Habla la carta de cifras, de lugares, de datos concretos: es difícil ponerse más concreto en las acusaciones. Cifras: según un informe del Consejo de derechos humanos de la ONU, el 84% de las víctimas civiles son víctimas de bombardeos en zonas densamente pobladas. Nuevamente: no son víctimas colaterales, sino intencionadas. Lugares: un centro comercial de Járkov atacado con una bomba; un café de Hroza donde un bombardeo produjo 59 víctimas. Datos concretos: la oficina del Alto Comisionado para los Derechos Humanos, en una investigación independiente, confirmó que no había objetivo ninguno en Hroza que pudiera calificarse ni remotamente de militar; Truth House, la organización que investiga crímenes de guerra, confirmó que el ataque al centro comercial de Járkov se llevó a cabo con una bomba teledirigida. Así es: Rusia asesina civiles de manera deliberada. Van más de 10.000 víctimas de Rusia que estaban y están protegidas por el derecho internacional humanitario. Y claro, cuando quien comete esos crímenes de guerra y de lesa humanidad es un miembro permanente del Consejo de seguridad, es fácil llegar a la conclusión de que el derecho internacional humanitario, ese invento reciente, no sirve para nada. Y las Naciones Unidas, tampoco.
La deseable exclusión de la Rusia de Putin tiene un precedente. Hace 50 años menos algunos días, el 13 de noviembre de 1974, la asamblea de las Naciones Unidas votó para suspender a Sudáfrica de una sesión concreta como sanción por el mantenimiento del apartheid y su apoyo al régimen de Rhodesia del Sur. Sudáfrica no fue expulsada de las Naciones Unidas, como querían los proponentes africanos de la sanción, sino que se le prohibió participar en una sesión solamente: una palmadita en la mano. Pero su régimen atroz no quedó impune, y no es imposible que allí hayan comenzado a producirse ciertos cambios de mentalidad lentos, invisibles, incomprobables, que acabaron años más tarde con el estado de las cosas que le permitió a Frederik de Klerk acabar con el apartheid. La política no se hace casi nunca de grandes o grandilocuentes decisiones, sino de pequeños movimientos de nuestra sensibilidad o de nuestra conciencia que a veces se producen lejos, muy lejos, de las cámaras y los micrófonos.

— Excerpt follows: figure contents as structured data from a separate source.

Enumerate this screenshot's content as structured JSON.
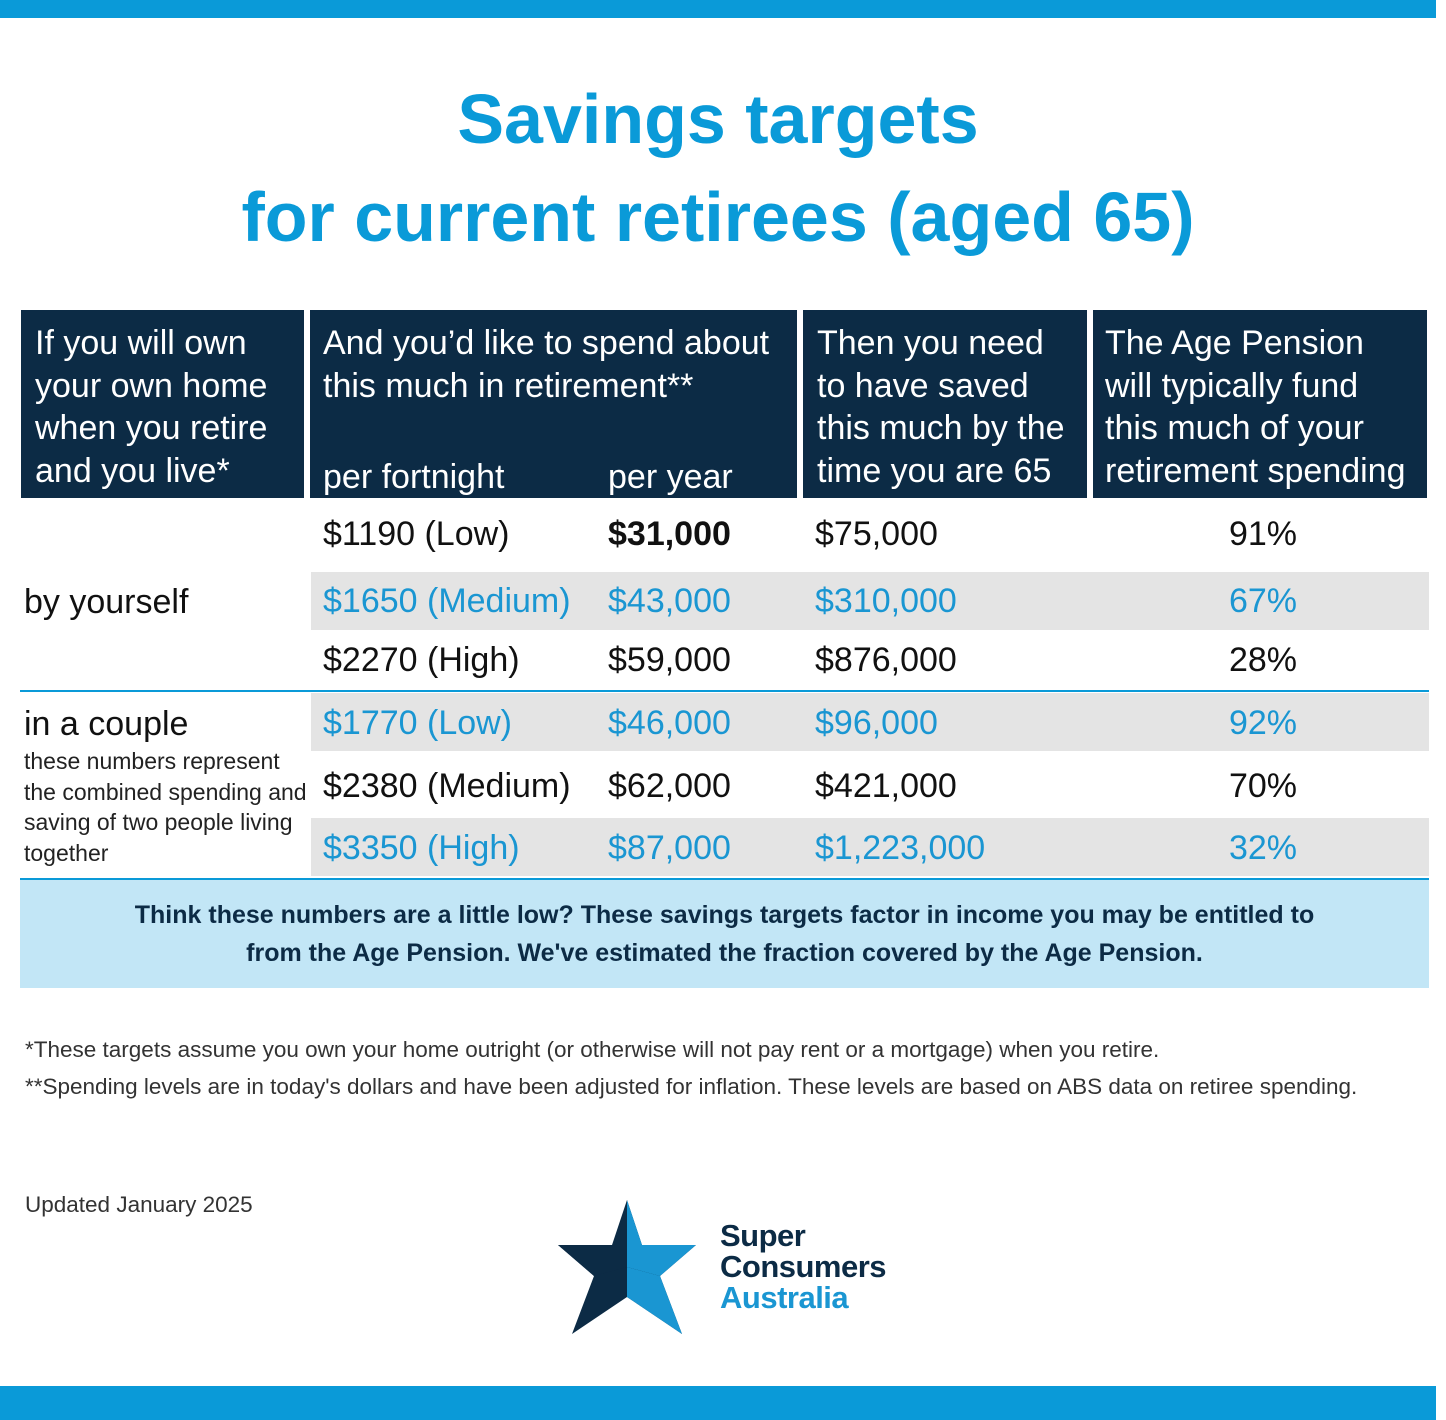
{
  "title": {
    "line1": "Savings targets",
    "line2": "for current retirees (aged 65)"
  },
  "table": {
    "headers": {
      "col1": [
        "If you will own",
        "your own home",
        "when you retire",
        "and you live*"
      ],
      "col2": [
        "And you’d like to spend about",
        "this much in retirement**"
      ],
      "col2_sub_fortnight": "per fortnight",
      "col2_sub_year": "per year",
      "col3": [
        "Then you need",
        "to have saved",
        "this much by the",
        "time you are 65"
      ],
      "col4": [
        "The Age Pension",
        "will typically fund",
        "this much of your",
        "retirement spending"
      ]
    },
    "groups": {
      "single": {
        "label": "by yourself",
        "rows": [
          {
            "fortnight": "$1190 (Low)",
            "year": "$31,000",
            "saved": "$75,000",
            "pension": "91%"
          },
          {
            "fortnight": "$1650 (Medium)",
            "year": "$43,000",
            "saved": "$310,000",
            "pension": "67%"
          },
          {
            "fortnight": "$2270 (High)",
            "year": "$59,000",
            "saved": "$876,000",
            "pension": "28%"
          }
        ]
      },
      "couple": {
        "label": "in a couple",
        "note": "these numbers represent the combined spending and saving of two people living together",
        "rows": [
          {
            "fortnight": "$1770 (Low)",
            "year": "$46,000",
            "saved": "$96,000",
            "pension": "92%"
          },
          {
            "fortnight": "$2380 (Medium)",
            "year": "$62,000",
            "saved": "$421,000",
            "pension": "70%"
          },
          {
            "fortnight": "$3350 (High)",
            "year": "$87,000",
            "saved": "$1,223,000",
            "pension": "32%"
          }
        ]
      }
    }
  },
  "callout": {
    "line1": "Think these numbers are a little low? These savings targets factor in income you may be entitled to",
    "line2": "from the Age Pension. We've estimated the fraction covered by the Age Pension."
  },
  "footnotes": {
    "note1": "*These targets assume you own your home outright (or otherwise will not pay rent or a mortgage) when you retire.",
    "note2": "**Spending levels are in today's dollars and have been adjusted for inflation. These levels are based on ABS data on retiree spending.",
    "updated": "Updated January 2025"
  },
  "logo": {
    "icon": "star-logo-icon",
    "line1": "Super",
    "line2": "Consumers",
    "line3": "Australia"
  },
  "colors": {
    "accent_blue": "#0a9ad8",
    "navy": "#0c2b45",
    "callout_bg": "#c2e6f6",
    "band_grey": "#e4e4e4"
  }
}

De manera que hay que decirlo con claridad: si António Guterres y las Naciones Unidas no quieren quedarse en la irrelevancia y la completa inanidad, deben, como los hombres inteligentes de Orwell, volver a constatar lo obvio: que un miembro del Consejo de seguridad no puede asesinar civiles sin consecuencia alguna; que permitirlo es dejar sin efecto la carta de las Naciones Unidas, declarar que el orden internacional –ese gigantesco mal menor que llamamos orden internacional– no tiene razón de ser y aceptar que sus leyes y sus convenciones son superfluas o inútiles. Y es por eso por lo que estos firmantes piden lo que piden: que se suspenda a Rusia de su posición como miembro del Consejo de Seguridad de las Naciones Unidas. Que la Rusia de Vladímir Putin, Estado asesino y culpable de crímenes de guerra, deje de ser parte de los organismos cuya razón de ser es mantener la paz.